А вот о питании: «В ужаснейшем убийственном Акатуе в нерабочий день („на нарах“) давали два с половиною фунта хлеба (кило!) и 32 золотника мяса — 133 грамма! В рабочий день три фунта хлеба и 48 золотников (200 граммов) мяса — да не выше ли нашего фронтового армейского пайка? У них баланду и кашу целыми ушатами арестанты относили надзирательским свиньям, размазню же из гречневой (! — ГУЛАГ никогда не видал ее) каши П. Якубович нашел „невыразимо отвратительной на вкус“. Опасность умереть от истощения никогда не нависала и над каторжанами Достоевского <…> Хлеб на столах у них стоял вольный, на Рождество же отпустили им по фунту говядины, а масла для каши — вволю. На Сахалине рудничные и „дорожные“ арестанты получали в день: хлеба — 4 фунта (кило шестьсот!), мяса — 400 граммов, крупы — 250! И добросовестный Чехов исследует: действительно ли достаточны эти нормы или, при плохом качестве выпечки и варки, их недостает? Да если б заглянул он в миску нашего работяги, так тут же бы над ней и скончался»[622]. И даже такая деталь важна для автора «Архипелага»: «Дорошевич удивился на Сахалине, что арестанты снимают шапку перед начальником тюрьмы. А мы обязаны были снимать при встрече каждого рядового надзирателя»[623]. Но у Дорошевича нет удивления. Есть горечь от увиденного, от возвращения в дореформенные времена. В очерке «Первые впечатления» он пишет о том, что «декоративная сторона» крепостного права, обязательное «ломанье шапки», причем не только перед начальником тюрьмы, но перед всяким похожим на «господина», содействовала полной иллюзии «отжитого времени»[624].
Различными примерами убеждает Солженицын читателя если не в особой гуманности, то в несомненной мягкости дореволюционных тюремных, каторжных порядков по сравнению со сталинскими.

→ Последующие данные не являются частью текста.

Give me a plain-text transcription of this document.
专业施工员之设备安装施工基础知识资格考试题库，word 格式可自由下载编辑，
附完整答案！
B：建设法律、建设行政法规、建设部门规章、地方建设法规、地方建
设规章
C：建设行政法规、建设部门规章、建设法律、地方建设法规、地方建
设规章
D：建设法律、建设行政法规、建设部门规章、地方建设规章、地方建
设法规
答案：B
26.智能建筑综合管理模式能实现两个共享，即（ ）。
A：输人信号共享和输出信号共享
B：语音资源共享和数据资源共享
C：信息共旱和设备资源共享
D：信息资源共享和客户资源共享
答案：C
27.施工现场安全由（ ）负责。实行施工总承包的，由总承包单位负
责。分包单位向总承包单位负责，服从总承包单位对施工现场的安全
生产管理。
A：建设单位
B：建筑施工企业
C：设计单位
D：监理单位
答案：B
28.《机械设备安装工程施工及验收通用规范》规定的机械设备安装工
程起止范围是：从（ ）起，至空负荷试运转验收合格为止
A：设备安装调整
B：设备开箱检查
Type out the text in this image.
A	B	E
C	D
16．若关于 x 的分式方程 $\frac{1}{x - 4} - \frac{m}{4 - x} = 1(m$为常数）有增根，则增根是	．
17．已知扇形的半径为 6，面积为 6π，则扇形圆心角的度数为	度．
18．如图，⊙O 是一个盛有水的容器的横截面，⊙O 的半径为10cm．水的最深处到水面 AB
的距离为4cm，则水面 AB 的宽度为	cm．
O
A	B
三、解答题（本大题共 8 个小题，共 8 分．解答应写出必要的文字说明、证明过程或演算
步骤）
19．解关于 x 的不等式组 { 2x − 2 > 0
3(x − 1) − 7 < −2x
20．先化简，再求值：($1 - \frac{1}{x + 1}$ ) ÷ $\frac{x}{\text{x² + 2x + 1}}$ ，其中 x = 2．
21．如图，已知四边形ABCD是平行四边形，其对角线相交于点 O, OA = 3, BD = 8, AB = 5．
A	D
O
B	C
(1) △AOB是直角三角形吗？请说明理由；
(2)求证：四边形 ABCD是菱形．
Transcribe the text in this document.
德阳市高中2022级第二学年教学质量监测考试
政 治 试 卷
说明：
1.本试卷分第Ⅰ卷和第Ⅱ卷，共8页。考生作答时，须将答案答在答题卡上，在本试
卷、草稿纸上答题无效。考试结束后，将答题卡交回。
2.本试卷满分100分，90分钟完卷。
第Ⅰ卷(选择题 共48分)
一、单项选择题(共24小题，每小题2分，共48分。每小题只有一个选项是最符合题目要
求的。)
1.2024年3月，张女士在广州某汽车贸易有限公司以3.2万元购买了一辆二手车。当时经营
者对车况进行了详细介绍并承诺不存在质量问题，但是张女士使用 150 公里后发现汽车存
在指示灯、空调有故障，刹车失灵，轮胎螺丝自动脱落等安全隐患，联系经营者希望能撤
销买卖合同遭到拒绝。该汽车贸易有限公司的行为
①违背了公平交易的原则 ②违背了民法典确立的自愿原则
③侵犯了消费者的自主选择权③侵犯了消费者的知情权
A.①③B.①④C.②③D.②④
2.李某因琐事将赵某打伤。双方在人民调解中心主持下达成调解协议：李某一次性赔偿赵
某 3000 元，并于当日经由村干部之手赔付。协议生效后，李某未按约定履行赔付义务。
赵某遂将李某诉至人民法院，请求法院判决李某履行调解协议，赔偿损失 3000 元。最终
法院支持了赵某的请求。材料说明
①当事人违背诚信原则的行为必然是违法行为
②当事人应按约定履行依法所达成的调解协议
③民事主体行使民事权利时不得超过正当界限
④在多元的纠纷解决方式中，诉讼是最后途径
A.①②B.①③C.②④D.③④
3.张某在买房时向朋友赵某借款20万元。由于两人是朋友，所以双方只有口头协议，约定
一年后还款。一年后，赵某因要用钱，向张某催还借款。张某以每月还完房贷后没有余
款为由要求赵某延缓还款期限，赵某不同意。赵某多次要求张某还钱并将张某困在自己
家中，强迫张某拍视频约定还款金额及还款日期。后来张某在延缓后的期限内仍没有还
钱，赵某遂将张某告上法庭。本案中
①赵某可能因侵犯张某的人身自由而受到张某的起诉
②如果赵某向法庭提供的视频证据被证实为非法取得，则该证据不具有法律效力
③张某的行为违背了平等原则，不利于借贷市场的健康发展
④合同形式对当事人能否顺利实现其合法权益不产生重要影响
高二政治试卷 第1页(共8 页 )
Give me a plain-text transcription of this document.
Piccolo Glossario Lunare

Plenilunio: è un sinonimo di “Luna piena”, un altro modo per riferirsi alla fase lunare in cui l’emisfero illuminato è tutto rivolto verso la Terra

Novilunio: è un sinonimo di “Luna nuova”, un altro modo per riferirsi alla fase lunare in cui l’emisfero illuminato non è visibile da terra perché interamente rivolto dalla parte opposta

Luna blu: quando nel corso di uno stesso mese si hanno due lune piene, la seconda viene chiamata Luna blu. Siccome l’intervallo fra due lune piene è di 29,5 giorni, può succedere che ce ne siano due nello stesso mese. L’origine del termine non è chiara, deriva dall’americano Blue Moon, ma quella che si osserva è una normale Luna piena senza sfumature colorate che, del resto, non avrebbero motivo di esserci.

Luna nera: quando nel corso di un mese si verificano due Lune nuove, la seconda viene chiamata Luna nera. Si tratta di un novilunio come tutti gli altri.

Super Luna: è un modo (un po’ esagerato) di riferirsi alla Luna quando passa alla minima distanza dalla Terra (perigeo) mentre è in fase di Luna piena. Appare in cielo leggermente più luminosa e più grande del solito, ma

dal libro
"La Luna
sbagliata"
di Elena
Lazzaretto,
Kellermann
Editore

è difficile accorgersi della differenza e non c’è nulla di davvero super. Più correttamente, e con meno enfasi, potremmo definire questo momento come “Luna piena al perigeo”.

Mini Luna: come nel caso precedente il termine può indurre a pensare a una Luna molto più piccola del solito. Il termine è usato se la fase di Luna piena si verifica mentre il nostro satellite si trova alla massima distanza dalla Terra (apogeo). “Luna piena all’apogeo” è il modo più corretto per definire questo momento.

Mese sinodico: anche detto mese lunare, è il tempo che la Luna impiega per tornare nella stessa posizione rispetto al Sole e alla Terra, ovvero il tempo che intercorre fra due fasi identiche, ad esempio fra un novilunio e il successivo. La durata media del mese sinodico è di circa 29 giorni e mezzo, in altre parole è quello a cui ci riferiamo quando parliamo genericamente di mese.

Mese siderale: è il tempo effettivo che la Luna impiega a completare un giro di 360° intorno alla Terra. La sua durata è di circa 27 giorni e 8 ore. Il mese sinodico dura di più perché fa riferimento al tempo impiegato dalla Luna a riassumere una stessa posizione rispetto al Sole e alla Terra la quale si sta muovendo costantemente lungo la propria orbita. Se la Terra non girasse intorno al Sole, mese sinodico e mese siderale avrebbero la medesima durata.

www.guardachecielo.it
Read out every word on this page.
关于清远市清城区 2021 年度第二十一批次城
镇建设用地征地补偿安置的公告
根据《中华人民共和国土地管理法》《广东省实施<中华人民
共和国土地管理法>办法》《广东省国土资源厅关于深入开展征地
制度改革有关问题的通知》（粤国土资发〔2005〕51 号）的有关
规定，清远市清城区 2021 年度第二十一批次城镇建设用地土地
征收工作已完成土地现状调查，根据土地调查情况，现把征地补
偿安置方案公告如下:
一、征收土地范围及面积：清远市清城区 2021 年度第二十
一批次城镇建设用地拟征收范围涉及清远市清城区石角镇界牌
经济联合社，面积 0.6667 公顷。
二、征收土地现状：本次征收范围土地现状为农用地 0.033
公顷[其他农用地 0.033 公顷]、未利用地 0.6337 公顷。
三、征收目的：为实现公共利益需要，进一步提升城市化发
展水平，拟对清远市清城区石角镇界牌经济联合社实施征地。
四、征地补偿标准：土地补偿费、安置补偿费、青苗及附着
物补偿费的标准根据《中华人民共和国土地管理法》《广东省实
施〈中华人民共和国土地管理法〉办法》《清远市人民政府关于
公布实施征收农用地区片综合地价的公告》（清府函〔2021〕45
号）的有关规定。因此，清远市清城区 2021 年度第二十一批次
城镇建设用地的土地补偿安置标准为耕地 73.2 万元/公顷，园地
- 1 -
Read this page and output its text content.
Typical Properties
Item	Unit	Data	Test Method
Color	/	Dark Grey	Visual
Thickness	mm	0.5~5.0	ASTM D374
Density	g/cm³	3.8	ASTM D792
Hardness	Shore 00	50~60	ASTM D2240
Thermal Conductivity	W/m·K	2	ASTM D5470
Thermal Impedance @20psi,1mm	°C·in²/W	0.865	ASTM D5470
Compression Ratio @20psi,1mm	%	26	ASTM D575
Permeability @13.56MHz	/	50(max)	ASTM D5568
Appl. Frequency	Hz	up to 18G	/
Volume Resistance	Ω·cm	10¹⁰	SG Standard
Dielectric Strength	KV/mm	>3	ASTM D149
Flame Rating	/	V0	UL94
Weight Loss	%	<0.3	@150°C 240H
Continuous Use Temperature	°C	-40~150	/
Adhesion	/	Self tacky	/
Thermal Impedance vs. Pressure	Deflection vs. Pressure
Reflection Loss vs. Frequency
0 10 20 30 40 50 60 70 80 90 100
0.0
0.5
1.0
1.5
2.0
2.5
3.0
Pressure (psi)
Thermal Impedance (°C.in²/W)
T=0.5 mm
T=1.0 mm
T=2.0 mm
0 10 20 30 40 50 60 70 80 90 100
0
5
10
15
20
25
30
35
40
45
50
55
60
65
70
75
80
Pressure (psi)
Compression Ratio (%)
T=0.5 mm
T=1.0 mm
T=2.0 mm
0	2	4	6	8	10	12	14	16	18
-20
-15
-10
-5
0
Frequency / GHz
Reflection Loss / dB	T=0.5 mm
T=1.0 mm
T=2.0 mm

Сама же подробность описания «туземного быта» по-своему продолжает традицию Достоевского, Чехова, Мельшина-Якубовича, Дорошевича. Дать каторгу во всех измерениях — от внешнего вида арестанта до его питания, лечения, каторжных работ, наконец, особого каторжного языка и всех тех печальных традиций, которые выработал за многие десятилетия тюремный быт. И здесь взгляд Солженицына бескомпромиссно строг, для него нет мелочей. «Ни Достоевский, ни Чехов, ни Якубович не говорят нам, что было у арестантов на ногах. Да уж обуты, иначе б написали». И еще: «Достоевский ложился в госпиталь безо всяких помех. И санчасть у них была даже общая с конвоем. Неразвитость»[625].